Thanks VGGVox Oxford Model for the Speaker Recognition model generation. We would like to port to Python for realtime running
1> Overview • VGGVox is an end-to-end speaker verification model based on the VGG-M network architecture, trained on the VoxCeleb dataset. The code is based on the paper “VoxCeleb: a large-scale speaker identification dataset” by Nagrani et al and the MatLab verification evaluation script: https://github.com/a-nagrani/VGGVox. • The pretrained model weights are converted from the Matlab version downloaded from: https://www.robots.ox.ac.uk/~vgg/data/voxceleb/ • The project currently only contains evaluation code, not training. It supports 3 evaluation modes: offline (pre-recorded test samples), batch_offline (pre-recorded test samples, against a large number of enroll samples), online (real-time test sample). In the online mode, the script runs a loop that records a voice sample, computes score against all enrolled speakers, and outputs identification result.
2> Directory structure └── data/: data folder └── model_weights/model_0.h5: pretrained model weights └── wav/: contains wav files, each set organized in a folder └── lst/: contains index/list files └── test_list.csv: list of test utterances └── enroll_list.csv: list of enroll utterances └── res/: contains scoring results └── utils/: contains utility scripts └── compute_tests.py: main evaluation script └── constants.py: contains changeable parameters └── model.py: contains model architecture definition └── …
3> Instructions • Configurations ◦ Change list of test and enroll utterances in lst/. Each line has form: “filename speaker” ◦ Change parameters in constants.py.
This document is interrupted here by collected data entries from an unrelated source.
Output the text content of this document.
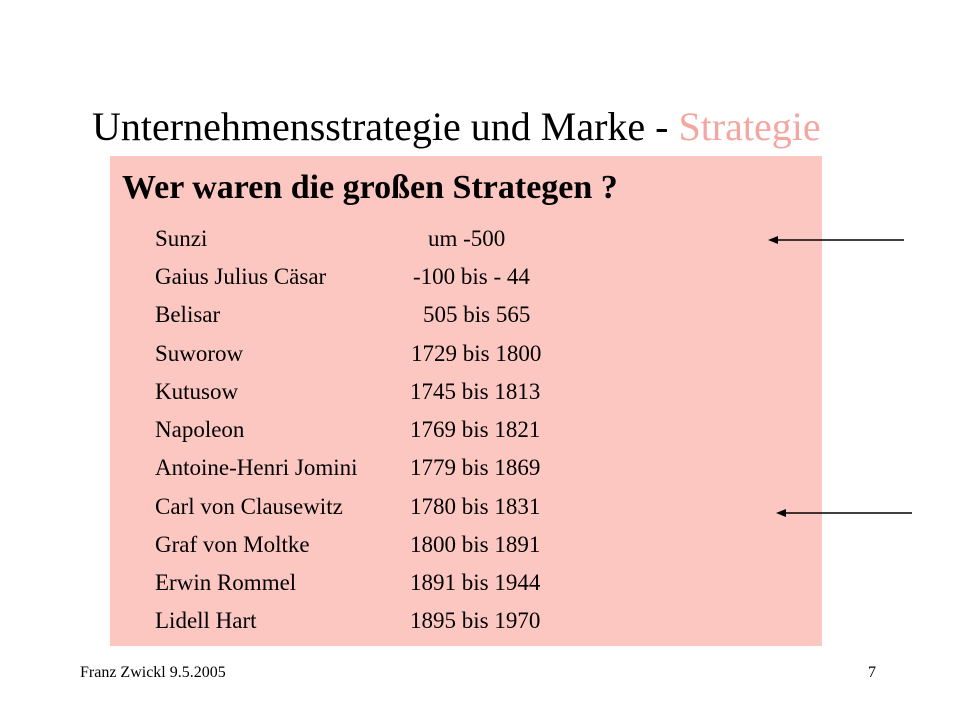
Unternehmensstrategie und Marke - Strategie
Wer waren die großen Strategen ?
Sunzi	um -500
Gaius Julius Cäsar	-100 bis - 44
Belisar	505 bis 565
Suworow	1729 bis 1800
Kutusow	1745 bis 1813
Napoleon	1769 bis 1821
Antoine-Henri Jomini 1779 bis 1869
Carl von Clausewitz	1780 bis 1831
Graf von Moltke	1800 bis 1891
Erwin Rommel	1891 bis 1944
Lidell Hart	1895 bis 1970
Franz Zwickl 9.5.2005	7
Notable ones are ▪ TEST_MODE: “online”, “offline”, or “batch_offline” ▪ COST_METRIC: scoring metric; “cosine” or “euclidean” ▪ MAX_SEC_ENROLL: maximum length of enroll samples ▪ ONLINE_RECORD_SEC: duration of real-time record • To start evaluation script: python3 compute_tests.py ◦ For offline and batch_offline test modes, results are stored in res/OFFLINE_RESULT_FILE. Results have form: [test utterance] [correct speaker] [scores against all enrolled speakers] [5 speakers with highest scores] [accuracy of top 1, top 1%, top 5%, top 10%] ◦ For online test mode, results will be printed to the console.